Much of Deller's work is collaborative. His work has a strong political aspect, in the subjects dealt with and also the devaluation of artistic ego through the involvement of other people in the creative process. Folk Archive is a tour of "people's art", outside of the contemporary art institution. Much of his work is ephemeral in nature and avoids commodification. In 2007, Deller was appointed a Trustee of the Tate Gallery. In 2008, 'The Posters Came from the Walls', a documentary co-directed with Nick Abrahams about Depeche Mode fans around the world was premiered at the London Film Festival, and followed by festival screenings around the world. In 2009, Deller created Procession,a free and uniquely Mancunian parade through the centre of Manchester along Deansgate, a co-commission by Manchester International Festival and Cornerhouse. Procession worked with diverse groups of people drawn from the 10 boroughs of Manchester and took place on Sunday 5 July at 14:00.

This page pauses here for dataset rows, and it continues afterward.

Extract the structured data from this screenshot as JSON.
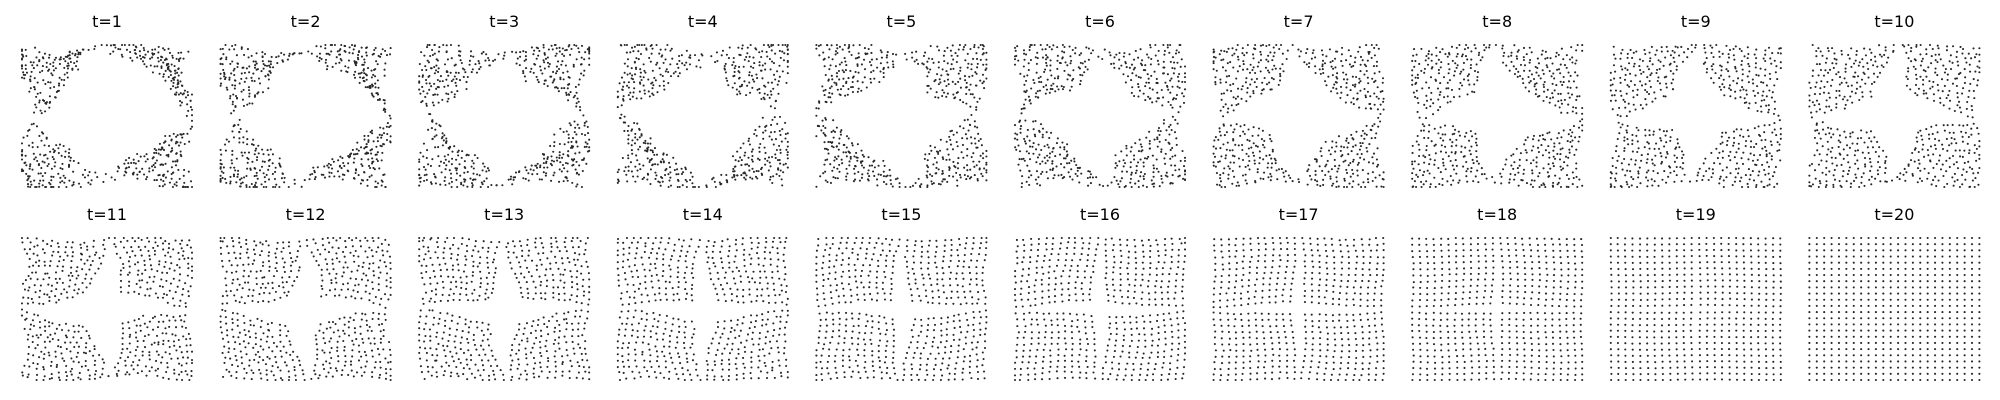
{
  "chart_data": {
    "type": "scatter",
    "layout": "small-multiples",
    "rows": 2,
    "columns": 10,
    "axes_visible": false,
    "grid": false,
    "legend": "none",
    "marker": "small dot",
    "marker_color": "#262626",
    "xlim": [
      -1,
      1
    ],
    "ylim": [
      -1,
      1
    ],
    "grid_points_per_side": 24,
    "panels": [
      {
        "title": "t=1",
        "t": 1
      },
      {
        "title": "t=2",
        "t": 2
      },
      {
        "title": "t=3",
        "t": 3
      },
      {
        "title": "t=4",
        "t": 4
      },
      {
        "title": "t=5",
        "t": 5
      },
      {
        "title": "t=6",
        "t": 6
      },
      {
        "title": "t=7",
        "t": 7
      },
      {
        "title": "t=8",
        "t": 8
      },
      {
        "title": "t=9",
        "t": 9
      },
      {
        "title": "t=10",
        "t": 10
      },
      {
        "title": "t=11",
        "t": 11
      },
      {
        "title": "t=12",
        "t": 12
      },
      {
        "title": "t=13",
        "t": 13
      },
      {
        "title": "t=14",
        "t": 14
      },
      {
        "title": "t=15",
        "t": 15
      },
      {
        "title": "t=16",
        "t": 16
      },
      {
        "title": "t=17",
        "t": 17
      },
      {
        "title": "t=18",
        "t": 18
      },
      {
        "title": "t=19",
        "t": 19
      },
      {
        "title": "t=20",
        "t": 20
      }
    ]
  }
}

Commissioned in 2009 as part of The Three M Project (a group composed of the New Museum, New York; the Hammer Museum, LA; and the Museum of Contemporary Art, Chicago, to exhibit and commission new works of art), Deller created It Is What It Is: Conversations About Iraq.The project was designed to foster public discussion by having guest experts engage museum visitors in a free-form, unscripted dialogue about issues concerning Iraq. On October 1st, 2010, in an open letter to the British Government's culture secretary Jeremy Hunt, co-signed by 28 former Turner prize nominees, and 18 winners, Deller opposed any future cuts in public funding for the arts. In the letter the cosignatories described the arts in Britain as a "remarkable and fertile landscape of culture and creativity." In 2010, he was awarded the Albert Medal of the Royal Society for the encouragement of Arts, Manufactures & Commerce (RSA) for 'creating art that encourages public responses and creativity'. Joy in People, a retrospective of Deller's work, showed at the Hayward Gallery, London, between February and May 2012. In August of 2014, Deller was one of 200 public figures who were signatories to a letter to The Guardian opposing Scottish independence in the run-up to September's referendum on that issue.